In Hull and Hull (1983) FLC 91-360; Nygh J. said that it was artificial to value a wife's share in a private company in matrimonial proceedings according to the hypothetical purchaser rule. That rule is only applicable where there is a ready and available market. Where there is a closely held family corporation with restriction on transfer of shares the Court must value the shares on the realistic value they have to the parties. See also the same Judge's decision in Bowman and Bowman (1984) FLC 91-574.

In Sapir and Sapir (No 2) (1989) FLC 92-047, before the Supreme Court of New South Wales, Young J. was in agreement with the statements made in Reynolds and Reynolds and Hull and Hull and concluded that the value of the wife's shareholding in a family company was the value of the shares to the wife, not their commercial value or their value to a hypothetical purchaser.

In Sapir the wife had a 48% interest in three family companies formed by her parents in which the classes of shares held by the wife were subordinate in rights to the shares held by her parents, who had successive governing directorship rights. In that case, the husband's accountant adopted a discount rate of between 4-6%, whilst the wife's valuer considered that a rate of between 12-16% was appropriate. The discount rate in each case which was said to reflect the fact that the wife was a minority shareholder and, accordingly, she, or any purchaser from her, would have difficulty in realising the capital value of her shares, or being able to resell them at their full asset backing value, whilst her parents were alive.

The learned trial judge in the course of his reasons for judgment took the view that the accountants were valuing two different things. He adopted the basis of valuation propounded by the husband's valuer, that is to say, the value of the shares to the wife, not their commercial value to their value to a hypothetical purchaser.

Similarly in Turnbull v Turnbull (1991) FLC 92 258 the appeal Court was in agreement with the approach taken by the trial judge who agreed with the comments made in Reynolds, Hull and Sapir and who went on to say:

"It is not appropriate in the context of Family Law proceedings to value shares in private family companies on the basis of what a hypothetical purchaser may pay for them. Similarly it is quite inappropriate to adopt the approach taken in the revenue and resumption cases.

I am satisfied therefore in the context of proceedings under the Family Law Act that when a judge is determining the value of shares held by a party in a family company, he must look at the reality of the situation and value the shares on the basis of their worth to the shareholder. Turning to the facts of the present case, the husband 's shares can only be valued, in my view, on the basis of their worth to the husband in the context of the Turnbull family as a whole. "

In Harrison and Harrison (1996) FLC 92-682, the Full Court (Ellis, Baker and Warnick JJ) again considered that value of shares held by one of the parties in a family company. The Court relied on Hull, Turnbull, Reynolds and Sapir, and again said:

"the value to be ascribed to shares in a family company must be a realistic one, based upon the worth of the shares to the party himself or herself."

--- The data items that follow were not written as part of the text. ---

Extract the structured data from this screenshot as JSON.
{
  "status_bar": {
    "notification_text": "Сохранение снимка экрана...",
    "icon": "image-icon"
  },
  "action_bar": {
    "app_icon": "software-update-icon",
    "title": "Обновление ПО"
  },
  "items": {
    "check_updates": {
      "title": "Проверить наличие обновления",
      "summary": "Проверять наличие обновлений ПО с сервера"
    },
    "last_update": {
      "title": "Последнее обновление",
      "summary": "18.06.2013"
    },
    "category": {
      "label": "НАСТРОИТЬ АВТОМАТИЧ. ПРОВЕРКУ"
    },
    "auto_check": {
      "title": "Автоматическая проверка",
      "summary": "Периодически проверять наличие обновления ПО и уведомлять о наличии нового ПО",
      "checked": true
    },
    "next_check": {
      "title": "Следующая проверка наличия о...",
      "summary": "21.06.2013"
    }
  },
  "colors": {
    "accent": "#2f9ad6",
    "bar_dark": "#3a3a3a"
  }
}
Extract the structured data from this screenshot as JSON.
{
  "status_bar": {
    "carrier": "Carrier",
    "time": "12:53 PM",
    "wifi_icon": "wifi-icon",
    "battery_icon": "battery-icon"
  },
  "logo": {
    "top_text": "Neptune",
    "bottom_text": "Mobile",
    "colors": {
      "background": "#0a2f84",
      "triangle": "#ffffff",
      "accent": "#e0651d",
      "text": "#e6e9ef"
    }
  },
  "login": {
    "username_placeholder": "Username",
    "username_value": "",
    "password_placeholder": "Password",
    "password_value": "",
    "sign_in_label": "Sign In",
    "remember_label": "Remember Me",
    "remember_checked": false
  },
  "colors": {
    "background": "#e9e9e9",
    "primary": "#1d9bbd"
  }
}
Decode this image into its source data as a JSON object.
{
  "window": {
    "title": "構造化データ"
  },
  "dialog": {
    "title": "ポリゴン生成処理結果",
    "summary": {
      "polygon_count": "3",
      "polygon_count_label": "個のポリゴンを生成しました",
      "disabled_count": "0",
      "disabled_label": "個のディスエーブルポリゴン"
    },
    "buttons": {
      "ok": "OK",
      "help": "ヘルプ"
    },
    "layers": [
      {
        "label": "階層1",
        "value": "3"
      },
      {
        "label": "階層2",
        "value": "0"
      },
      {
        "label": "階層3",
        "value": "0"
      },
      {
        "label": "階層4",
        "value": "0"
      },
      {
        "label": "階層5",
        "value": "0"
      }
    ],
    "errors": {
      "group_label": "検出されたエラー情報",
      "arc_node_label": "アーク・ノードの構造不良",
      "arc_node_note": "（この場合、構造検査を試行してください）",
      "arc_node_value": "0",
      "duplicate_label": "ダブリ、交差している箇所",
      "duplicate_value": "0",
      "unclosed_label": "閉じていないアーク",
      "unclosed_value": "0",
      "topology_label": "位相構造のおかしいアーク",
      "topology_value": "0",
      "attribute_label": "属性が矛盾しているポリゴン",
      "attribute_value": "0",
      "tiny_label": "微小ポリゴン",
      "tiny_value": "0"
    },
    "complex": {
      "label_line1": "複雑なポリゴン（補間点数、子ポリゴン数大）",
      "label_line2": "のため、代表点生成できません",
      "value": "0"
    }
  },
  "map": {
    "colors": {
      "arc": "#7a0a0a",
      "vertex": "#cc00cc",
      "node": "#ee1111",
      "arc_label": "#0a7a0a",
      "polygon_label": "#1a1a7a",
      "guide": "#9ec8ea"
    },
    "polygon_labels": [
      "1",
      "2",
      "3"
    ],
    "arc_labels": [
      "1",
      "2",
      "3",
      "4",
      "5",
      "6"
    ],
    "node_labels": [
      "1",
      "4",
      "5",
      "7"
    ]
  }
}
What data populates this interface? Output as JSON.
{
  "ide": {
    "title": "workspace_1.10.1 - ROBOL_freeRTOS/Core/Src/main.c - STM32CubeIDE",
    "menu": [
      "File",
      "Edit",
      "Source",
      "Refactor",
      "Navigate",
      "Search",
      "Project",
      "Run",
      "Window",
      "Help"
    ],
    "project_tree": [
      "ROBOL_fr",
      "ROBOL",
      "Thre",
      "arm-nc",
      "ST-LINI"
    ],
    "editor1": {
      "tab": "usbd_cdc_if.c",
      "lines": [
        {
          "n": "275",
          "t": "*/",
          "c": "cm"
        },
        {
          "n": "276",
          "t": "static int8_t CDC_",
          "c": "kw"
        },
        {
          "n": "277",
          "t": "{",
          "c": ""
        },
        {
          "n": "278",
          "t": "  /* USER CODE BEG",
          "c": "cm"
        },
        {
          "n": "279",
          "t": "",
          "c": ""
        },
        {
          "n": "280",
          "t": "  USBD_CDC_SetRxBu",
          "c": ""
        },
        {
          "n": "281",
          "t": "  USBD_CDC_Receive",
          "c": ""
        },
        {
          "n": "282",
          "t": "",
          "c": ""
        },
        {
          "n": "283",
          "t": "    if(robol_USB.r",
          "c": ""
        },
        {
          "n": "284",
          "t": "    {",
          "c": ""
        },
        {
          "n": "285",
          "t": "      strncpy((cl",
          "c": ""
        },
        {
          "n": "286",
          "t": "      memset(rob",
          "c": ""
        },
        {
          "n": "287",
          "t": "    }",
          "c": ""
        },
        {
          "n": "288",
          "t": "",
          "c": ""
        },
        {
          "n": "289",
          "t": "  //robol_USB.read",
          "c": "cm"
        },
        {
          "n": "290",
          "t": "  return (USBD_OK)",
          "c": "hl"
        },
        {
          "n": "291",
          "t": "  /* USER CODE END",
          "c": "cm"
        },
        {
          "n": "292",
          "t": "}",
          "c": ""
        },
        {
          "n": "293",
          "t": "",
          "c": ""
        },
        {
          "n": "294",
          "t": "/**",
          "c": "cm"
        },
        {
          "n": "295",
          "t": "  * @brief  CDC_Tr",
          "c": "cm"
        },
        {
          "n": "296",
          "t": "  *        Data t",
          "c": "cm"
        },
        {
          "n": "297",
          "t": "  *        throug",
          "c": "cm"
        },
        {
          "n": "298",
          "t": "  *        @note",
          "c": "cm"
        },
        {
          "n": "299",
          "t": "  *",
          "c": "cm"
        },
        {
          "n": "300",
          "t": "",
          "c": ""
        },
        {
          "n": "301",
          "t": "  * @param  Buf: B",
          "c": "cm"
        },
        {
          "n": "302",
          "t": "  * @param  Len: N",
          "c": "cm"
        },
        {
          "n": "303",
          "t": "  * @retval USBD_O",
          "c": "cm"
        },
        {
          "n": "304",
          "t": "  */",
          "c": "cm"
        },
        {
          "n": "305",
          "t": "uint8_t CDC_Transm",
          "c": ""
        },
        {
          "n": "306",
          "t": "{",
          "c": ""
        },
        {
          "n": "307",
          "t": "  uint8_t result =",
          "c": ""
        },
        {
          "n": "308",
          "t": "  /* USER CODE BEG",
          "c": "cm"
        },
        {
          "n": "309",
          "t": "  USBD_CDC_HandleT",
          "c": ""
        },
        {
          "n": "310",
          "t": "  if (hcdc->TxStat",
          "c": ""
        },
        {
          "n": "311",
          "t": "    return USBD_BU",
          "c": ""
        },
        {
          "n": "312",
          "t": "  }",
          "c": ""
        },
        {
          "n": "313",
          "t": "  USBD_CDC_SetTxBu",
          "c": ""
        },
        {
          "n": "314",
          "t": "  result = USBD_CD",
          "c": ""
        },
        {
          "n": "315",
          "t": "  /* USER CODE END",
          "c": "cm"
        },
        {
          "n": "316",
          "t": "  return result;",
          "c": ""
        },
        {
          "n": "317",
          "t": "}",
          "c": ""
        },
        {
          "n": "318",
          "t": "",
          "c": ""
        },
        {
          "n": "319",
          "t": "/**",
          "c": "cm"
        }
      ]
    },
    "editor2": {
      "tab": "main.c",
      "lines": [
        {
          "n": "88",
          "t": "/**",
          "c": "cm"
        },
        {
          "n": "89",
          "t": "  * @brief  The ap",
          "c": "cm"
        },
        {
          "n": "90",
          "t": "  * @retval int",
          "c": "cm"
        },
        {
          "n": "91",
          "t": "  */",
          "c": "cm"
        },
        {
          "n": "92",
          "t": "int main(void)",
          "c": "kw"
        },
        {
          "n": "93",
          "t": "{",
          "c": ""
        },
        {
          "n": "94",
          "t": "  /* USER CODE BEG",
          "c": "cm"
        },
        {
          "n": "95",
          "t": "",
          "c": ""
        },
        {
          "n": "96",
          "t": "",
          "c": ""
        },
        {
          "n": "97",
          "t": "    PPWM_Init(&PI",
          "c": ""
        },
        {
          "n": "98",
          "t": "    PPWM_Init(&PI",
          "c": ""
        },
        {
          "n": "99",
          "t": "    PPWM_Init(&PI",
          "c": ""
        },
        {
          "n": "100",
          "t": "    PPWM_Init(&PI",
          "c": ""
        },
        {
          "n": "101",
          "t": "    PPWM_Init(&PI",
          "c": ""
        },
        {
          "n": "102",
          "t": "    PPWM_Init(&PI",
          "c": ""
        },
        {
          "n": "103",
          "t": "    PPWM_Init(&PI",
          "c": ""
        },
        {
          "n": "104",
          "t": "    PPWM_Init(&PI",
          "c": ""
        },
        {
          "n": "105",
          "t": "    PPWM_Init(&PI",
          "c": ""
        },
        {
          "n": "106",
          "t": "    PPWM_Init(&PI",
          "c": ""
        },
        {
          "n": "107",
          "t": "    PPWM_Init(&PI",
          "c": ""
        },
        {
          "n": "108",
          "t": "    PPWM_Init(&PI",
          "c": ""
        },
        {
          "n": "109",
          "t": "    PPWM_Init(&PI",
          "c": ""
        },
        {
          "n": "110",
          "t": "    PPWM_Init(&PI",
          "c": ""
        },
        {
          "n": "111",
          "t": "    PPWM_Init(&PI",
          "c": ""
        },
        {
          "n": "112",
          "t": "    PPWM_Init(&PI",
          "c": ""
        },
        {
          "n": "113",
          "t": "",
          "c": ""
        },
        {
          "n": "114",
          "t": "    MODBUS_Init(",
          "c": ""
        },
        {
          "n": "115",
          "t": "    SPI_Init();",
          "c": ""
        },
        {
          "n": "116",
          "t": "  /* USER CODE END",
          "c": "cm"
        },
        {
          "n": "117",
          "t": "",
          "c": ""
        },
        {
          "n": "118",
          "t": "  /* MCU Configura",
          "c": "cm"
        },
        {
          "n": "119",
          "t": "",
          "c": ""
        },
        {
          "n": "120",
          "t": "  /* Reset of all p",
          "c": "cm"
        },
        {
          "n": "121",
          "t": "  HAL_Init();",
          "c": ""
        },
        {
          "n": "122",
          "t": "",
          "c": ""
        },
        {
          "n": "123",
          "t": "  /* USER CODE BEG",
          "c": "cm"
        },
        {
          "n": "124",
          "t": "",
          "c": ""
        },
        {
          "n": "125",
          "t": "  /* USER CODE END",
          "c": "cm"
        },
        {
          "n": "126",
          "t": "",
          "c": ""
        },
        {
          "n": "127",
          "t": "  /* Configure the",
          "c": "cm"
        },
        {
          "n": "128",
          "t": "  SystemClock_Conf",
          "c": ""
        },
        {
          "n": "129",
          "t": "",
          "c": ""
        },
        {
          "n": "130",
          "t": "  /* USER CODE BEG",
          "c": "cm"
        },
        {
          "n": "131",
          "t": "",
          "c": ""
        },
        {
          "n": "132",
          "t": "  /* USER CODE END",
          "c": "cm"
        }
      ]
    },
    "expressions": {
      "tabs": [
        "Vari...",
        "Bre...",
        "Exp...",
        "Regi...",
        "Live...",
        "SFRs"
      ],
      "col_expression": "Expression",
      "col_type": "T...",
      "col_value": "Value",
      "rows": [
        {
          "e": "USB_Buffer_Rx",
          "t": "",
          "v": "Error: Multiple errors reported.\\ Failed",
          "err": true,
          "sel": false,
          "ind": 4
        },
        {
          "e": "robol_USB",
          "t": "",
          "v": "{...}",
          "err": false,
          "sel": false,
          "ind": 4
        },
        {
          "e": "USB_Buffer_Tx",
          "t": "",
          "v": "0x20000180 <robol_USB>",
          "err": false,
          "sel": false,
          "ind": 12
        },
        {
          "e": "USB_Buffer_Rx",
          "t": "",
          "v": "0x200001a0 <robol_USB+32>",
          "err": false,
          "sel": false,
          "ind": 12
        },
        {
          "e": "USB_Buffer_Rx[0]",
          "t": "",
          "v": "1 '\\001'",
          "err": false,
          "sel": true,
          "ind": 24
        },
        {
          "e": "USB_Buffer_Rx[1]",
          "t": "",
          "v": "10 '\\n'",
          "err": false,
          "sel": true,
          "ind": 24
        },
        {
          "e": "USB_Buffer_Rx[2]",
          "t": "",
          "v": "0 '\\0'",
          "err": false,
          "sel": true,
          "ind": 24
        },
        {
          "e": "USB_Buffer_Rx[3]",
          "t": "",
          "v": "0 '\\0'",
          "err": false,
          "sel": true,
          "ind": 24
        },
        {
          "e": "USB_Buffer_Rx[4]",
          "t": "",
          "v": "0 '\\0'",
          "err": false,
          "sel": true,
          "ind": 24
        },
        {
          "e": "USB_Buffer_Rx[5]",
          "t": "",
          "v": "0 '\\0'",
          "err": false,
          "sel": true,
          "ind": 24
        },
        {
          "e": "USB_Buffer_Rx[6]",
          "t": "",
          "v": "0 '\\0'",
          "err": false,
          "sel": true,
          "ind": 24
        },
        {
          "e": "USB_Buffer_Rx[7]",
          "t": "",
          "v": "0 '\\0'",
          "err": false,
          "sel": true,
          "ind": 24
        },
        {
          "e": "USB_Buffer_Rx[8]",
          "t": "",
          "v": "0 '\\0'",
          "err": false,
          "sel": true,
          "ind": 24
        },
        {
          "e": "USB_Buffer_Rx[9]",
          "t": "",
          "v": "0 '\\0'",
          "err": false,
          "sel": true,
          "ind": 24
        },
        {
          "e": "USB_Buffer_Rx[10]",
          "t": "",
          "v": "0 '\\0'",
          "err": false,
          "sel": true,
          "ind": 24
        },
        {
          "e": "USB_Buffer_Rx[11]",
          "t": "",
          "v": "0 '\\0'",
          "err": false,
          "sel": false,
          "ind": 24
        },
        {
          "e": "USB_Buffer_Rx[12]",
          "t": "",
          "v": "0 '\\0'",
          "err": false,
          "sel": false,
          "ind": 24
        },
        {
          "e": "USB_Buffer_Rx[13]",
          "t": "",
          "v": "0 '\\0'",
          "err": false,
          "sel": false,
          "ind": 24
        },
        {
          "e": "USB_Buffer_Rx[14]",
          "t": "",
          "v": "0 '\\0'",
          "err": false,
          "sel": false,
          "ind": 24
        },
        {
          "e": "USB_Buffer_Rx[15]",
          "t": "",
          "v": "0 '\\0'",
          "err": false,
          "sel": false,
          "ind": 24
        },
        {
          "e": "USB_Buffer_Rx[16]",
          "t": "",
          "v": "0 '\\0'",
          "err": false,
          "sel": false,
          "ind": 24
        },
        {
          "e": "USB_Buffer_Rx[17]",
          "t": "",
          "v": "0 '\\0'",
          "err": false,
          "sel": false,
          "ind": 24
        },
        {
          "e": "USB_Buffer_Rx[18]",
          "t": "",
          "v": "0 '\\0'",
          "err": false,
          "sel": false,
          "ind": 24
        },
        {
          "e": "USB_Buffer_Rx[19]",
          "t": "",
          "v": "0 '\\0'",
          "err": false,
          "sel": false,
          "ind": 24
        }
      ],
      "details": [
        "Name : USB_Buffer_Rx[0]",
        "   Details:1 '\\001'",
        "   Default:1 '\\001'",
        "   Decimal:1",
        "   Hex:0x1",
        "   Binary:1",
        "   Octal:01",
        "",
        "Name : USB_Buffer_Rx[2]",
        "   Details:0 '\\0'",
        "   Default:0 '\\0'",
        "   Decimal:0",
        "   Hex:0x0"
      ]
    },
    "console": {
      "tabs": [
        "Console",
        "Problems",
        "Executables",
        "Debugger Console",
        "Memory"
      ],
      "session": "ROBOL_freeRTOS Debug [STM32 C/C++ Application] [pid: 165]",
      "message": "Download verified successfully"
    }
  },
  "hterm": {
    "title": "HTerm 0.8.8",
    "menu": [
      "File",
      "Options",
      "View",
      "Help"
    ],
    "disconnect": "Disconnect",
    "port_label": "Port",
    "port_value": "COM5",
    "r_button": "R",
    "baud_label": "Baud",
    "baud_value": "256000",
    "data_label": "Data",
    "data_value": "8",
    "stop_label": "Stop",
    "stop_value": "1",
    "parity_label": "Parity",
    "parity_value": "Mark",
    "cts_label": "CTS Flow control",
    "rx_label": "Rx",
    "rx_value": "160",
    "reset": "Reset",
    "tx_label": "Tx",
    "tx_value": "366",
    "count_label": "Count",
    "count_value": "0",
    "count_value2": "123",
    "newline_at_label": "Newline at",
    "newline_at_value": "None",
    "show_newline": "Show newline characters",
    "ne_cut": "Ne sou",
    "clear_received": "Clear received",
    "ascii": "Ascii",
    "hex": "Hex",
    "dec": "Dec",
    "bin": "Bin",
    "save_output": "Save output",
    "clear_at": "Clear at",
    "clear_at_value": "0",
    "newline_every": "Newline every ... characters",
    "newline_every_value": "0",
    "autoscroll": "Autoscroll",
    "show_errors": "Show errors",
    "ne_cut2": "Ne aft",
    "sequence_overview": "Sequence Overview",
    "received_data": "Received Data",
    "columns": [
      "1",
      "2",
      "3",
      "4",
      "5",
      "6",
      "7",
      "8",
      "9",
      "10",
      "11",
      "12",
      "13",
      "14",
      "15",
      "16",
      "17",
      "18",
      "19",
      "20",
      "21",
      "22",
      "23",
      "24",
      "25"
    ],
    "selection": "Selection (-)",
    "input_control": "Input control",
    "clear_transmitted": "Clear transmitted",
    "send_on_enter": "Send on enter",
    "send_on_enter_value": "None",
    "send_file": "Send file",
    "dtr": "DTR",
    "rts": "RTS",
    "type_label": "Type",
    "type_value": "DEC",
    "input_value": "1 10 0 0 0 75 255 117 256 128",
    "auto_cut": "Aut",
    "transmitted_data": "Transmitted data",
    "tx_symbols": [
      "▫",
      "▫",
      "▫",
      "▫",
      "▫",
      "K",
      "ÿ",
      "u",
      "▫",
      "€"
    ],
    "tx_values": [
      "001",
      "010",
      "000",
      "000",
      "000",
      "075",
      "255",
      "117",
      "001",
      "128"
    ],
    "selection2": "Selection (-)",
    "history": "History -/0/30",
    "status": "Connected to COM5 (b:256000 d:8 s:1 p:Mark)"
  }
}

In Ramsay and Ramsay (1997) FLC 92-742, Justice Warnick provided further guidance in relation to the application of the value to the owner concept, and also provided his opinion that experts should not reach conclusions in relation to uncertain matters, that such matters are better left to the Court to decide (for example, the likelihood of a minority shareholder gaining control at some point in the future). The following extracts from the judgment are of relevance:

(83997) "Not only has it been recognised in many of the cases later cited that (as was recognised in Mallet (supra)), the purpose of valuation identified for Family Court cases difers from that in revenue and taxation cases, but it has also been recognised that the approaches developed for those cases may well be inappropriate for Family Court purposes. It may be however that, as earlier stated, there has been insuficient identification, both by the accountancy profession and by the Courts, of the approaches which are appropriate for Family Court purposes.

The purpose of the valuation is to ascertain the value of the shares to the shareholding party, ''... not their commercial value or their value to a hypothetical purchaser'' (Baker J, Turnbull and Turnbull; Turnbull JR, Bald Hills Pty Ltd, Allan Waters Pty Ltd and Apropos Pty Ltd (Interveners) (1991) FLC ¶92-258 at p 78, 738) (see also Sapir v Sapir (No 2) (1989) FLC ¶92-047 at p 77, 543 -- decision of Young J, Supreme Court of New South Wales; and Harrison and Harrison (1996) FLC ¶92-682 at p 83, 087).

In a number of cases in which it was stated that the value to be ascertained was that to the shareholding party, it was also stated that the value must be ''realistic'', as if these terms are synonymous. If the use of the term ''realistic'' is seen as simply ''shorthand'' for the expression ''value to the shareholder'', then no doubt there is no inconsistency.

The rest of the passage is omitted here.